Guard Remy Martin missed a potential game-winner from mid-range, Luguentz Dort grabbed an offensive rebound. That handed ASU with the final shot in a 67-67 locked up contest. The original plan for the final possession never occurred, thus why Rob Edwards took a deep three that air balled.

What occurred in-between the offensive board and Edwards’ missed final shot fits into Cheatham’s stolen game equation.

“Yeah, well, we got the offensive rebound. We were -- there was a bit of a scramble. I know that Zylan attempted to call a timeout,” Hurley said. “The coaches can’t call a timeout in that situation. Apparently the ref did not see him call a timeout. At that point the clock was winding down, and Rob just tried to make the best of what he could do with it.”

“I’m screaming at the top of my lungs, I’m looking at, trying to get anyone’s attention, trying to get any refs attention,” Cheatham described. “I’m a pretty vocal guy, my voice is pretty loud when I yell. So, in my opinion there’s really no way someone didn’t hear me call a timeout.”

The final reset never happened for the Sun Devils. A lot of things didn’t go their way, in the end, the Ducks will play another game with their season on the line. ASU will restart and wait for Selection Sunday. A day that their coach is very confident his team will be put amongst the field of 68.

“Again, you look at our résumé, we have 11 quad 1 and 2 wins. We’re 11- 6 versus those two quads,” Hurley said. “And there aren’t almost any teams that are in the 8, 9, 10, 11 line that can say that. And the non-conference wins are important. We put ourselves -- we stuck our neck out and put it on the line to play Kansas and Mississippi State and Utah State teams that are having very successful season.

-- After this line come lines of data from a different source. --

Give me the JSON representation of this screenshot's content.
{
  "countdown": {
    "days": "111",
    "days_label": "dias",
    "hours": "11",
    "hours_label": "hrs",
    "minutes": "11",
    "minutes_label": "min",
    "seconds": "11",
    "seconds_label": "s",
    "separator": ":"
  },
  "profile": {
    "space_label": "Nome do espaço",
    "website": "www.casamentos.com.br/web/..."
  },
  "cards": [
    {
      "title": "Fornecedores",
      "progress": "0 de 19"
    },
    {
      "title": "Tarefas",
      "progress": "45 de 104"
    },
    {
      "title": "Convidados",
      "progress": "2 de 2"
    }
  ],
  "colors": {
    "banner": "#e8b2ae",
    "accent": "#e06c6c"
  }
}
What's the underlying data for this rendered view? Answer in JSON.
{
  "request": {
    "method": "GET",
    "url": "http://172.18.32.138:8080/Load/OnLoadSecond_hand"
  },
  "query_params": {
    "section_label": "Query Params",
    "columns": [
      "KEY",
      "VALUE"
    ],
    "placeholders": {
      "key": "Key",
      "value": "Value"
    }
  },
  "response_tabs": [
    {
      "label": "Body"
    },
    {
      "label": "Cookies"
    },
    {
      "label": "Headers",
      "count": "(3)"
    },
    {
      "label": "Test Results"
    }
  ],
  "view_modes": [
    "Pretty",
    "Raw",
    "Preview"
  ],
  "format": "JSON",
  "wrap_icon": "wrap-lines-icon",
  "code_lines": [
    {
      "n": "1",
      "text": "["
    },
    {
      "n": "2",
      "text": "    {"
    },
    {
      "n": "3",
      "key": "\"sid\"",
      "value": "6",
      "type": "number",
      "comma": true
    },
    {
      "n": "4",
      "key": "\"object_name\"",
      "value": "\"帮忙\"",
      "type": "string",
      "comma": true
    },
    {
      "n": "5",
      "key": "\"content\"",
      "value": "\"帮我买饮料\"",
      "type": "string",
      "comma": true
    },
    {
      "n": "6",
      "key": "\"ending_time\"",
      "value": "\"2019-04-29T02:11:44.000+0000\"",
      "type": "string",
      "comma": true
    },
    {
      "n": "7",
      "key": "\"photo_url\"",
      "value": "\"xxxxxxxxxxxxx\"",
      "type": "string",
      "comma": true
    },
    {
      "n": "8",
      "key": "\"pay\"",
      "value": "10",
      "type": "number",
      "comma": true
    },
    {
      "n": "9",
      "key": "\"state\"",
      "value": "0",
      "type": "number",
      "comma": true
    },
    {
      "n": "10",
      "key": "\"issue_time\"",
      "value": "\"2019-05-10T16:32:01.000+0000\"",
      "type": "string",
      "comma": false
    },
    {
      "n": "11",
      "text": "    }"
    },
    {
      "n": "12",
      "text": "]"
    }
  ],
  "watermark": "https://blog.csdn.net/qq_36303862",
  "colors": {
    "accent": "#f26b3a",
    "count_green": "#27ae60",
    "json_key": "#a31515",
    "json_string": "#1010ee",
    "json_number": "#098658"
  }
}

“And then we went in our league and won 12 games in a Power Conference and finished second. So when you put that whole package together, when the Committee looks at our season, our entire season, I think we’ll be rewarded for being great in the non-conference, beating the No. 1 team in the country at one point during the season, and then having a very strong effort in the league. And then to lose in overtime like this and really playing at a high level, I think that that shows that we’re playing very well at the right time of the year.”